旅人は赴任後すぐに最愛の妻を亡くしました。そのため、亡き妻を偲ぶ多くの歌を詠んでいます。
我妹子(わぎもこ)が見し鞆の浦のむろの木は 常世にあれど見し人ぞなき
旅人が任期を終えて都に帰るときに詠んだものです。来るときに妻と一緒に見た鞆の浦のむろの木は今も変わらずあるのに、妻はもういません。何とも切なく悲しい歌ではありませんか。旅人も帰京後、大納言に取り立てられたものの、間もなく病死しました。そして、旅人とともに、万葉筑紫歌壇をリードしてきた山上憶良もほぼ同時期に没したようです。
旅人が、九州全体を統括する太宰の帥として職務に当たった大宰府政庁のあった都府楼跡は、今では市民の憩いの場となっています。広大な敷地と発掘された敷石が往時の建物の大きさを偲ばせます。
政庁跡の向こうに見える小高い山が旅人の異母妹の坂上郎女が詠んだ歌にでてくる大城の山です。飛鳥時代に大野城が造られていました。

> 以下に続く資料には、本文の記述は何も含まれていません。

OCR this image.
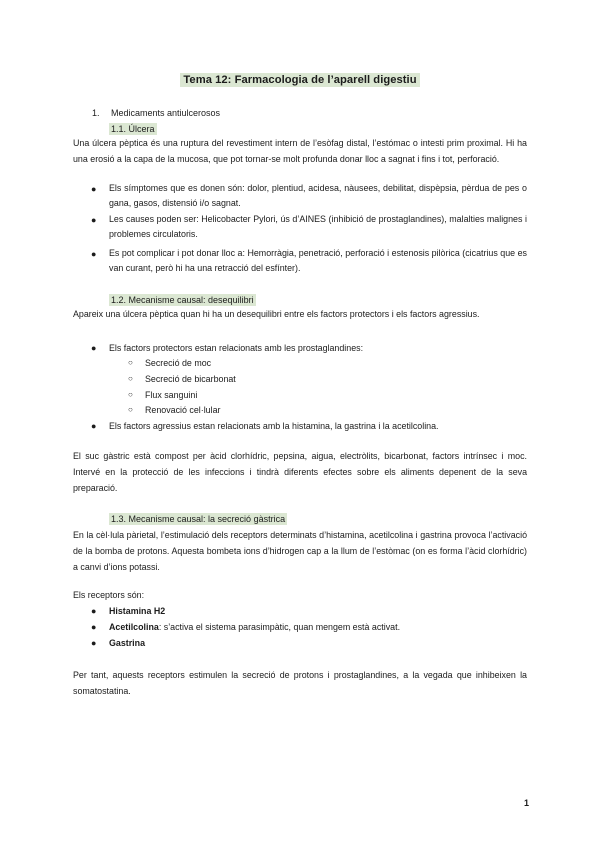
Tema 12: Farmacologia de l’aparell digestiu
1. Medicaments antiulcerosos
1.1. Úlcera
Una úlcera pèptica és una ruptura del revestiment intern de l’esòfag distal, l’estómac o intesti prim proximal. Hi ha una erosió a la capa de la mucosa, que pot tornar-se molt profunda donar lloc a sagnat i fins i tot, perforació.
● Els símptomes que es donen són: dolor, plentiud, acidesa, nàusees, debilitat, dispèpsia, pèrdua de pes o gana, gasos, distensió i/o sagnat.
● Les causes poden ser: Helicobacter Pylori, ús d’AINES (inhibició de prostaglandines), malalties malignes i problemes circulatoris.
● Es pot complicar i pot donar lloc a: Hemorràgia, penetració, perforació i estenosis pilòrica (cicatrius que es van curant, però hi ha una retracció del esfínter).
1.2. Mecanisme causal: desequilibri
Apareix una úlcera pèptica quan hi ha un desequilibri entre els factors protectors i els factors agressius.
● Els factors protectors estan relacionats amb les prostaglandines:
○ Secreció de moc
○ Secreció de bicarbonat
○ Flux sanguini
○ Renovació cel·lular
● Els factors agressius estan relacionats amb la histamina, la gastrina i la acetilcolina.
El suc gàstric està compost per àcid clorhídric, pepsina, aigua, electròlits, bicarbonat, factors intrínsec i moc. Intervé en la protecció de les infeccions i tindrà diferents efectes sobre els aliments depenent de la seva preparació.
1.3. Mecanisme causal: la secreció gàstrica
En la cèl·lula pàrietal, l’estimulació dels receptors determinats d’histamina, acetilcolina i gastrina provoca l’activació de la bomba de protons. Aquesta bombeta ions d’hidrogen cap a la llum de l’estòmac (on es forma l’àcid clorhídric) a canvi d’ions potassi.
Els receptors són:
● Histamina H2
● Acetilcolina: s’activa el sistema parasimpàtic, quan mengem està activat.
● Gastrina
Per tant, aquests receptors estimulen la secreció de protons i prostaglandines, a la vegada que inhibeixen la somatostatina.
1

今もかも大城の山にほととぎす 鳴きとよむらむわれなけれども
坂上郎女が帰京後大宰府時代を懐かしんで詠んだこの歌の歌碑は西鉄太宰府駅の前にあります。
正殿跡です。都督府古址(ととくふこし)と書かれています。
あおによし寧樂(なら)のみやこは 咲く花の薫ふが如く 今さかりなり
政庁跡に造られている小野の老(おゆ)の歌碑です。旅人の部下として大宰府に赴任してきたとき、旅人が開いた歓迎の酒宴で詠んだものです。新任の挨拶とともに、みんなが知りたがっている都の様子を歌にして紹介したのでしょうか。
歌を詠むのは当時の人の嗜みとは言え、周囲の雰囲気を察知して、即興で詠むのは大変だったでしょう。現代なら、私のように無芸大食で空気の読めない人間でも、型どおりの挨拶をして、宴たけなわとなって、マイクがまわってくれば、いつもの下手な一曲を披露すれば済みますが、和歌の場合は、毎回、同じものというわけにはいかないでしょう。カラオケで懐メロを歌うのとは大分違うのかも知れません。
政庁跡の隣に坂本神社があり、そこにも旅人の歌碑がありました。
わが岡にさ男鹿来鳴く初萩の
花嬬問ひに来鳴くさ男鹿
これも亡くなった妻を偲んで詠んだ歌です。この辺りに旅人の邸宅があったようですが、寂しさを紛らわすためか、自宅に大勢の人を招待しては酒宴を開いたようです。万葉筑紫歌壇の人々はそのたびごとに和歌を詠んだのでしょうか。
今回、都府楼跡周辺の筑紫野を歩きましたが、たいした距離でもないのに、7月初旬、日中の陽射しは古希を迎えた身には、少々応えました。
当時の建物はほとんどなく、あるのは礎石と石碑だけでしたが、朝ドラの花子に倣って「想像の翼」を広げれば、大伴旅人をはじめ、大宰府にゆかりのある古代の人々の日常を垣間見た気分になりました。そこで、恥ずかしながら、私も一首。
筑紫路に軒を借りれば
いにしえの言霊乗せて
せどや風吹く
天満宮の賑わいに比べ、政庁跡近くの誰ひとり居なかった坂本神社が、この5年後に新元号発祥の地になろうとは!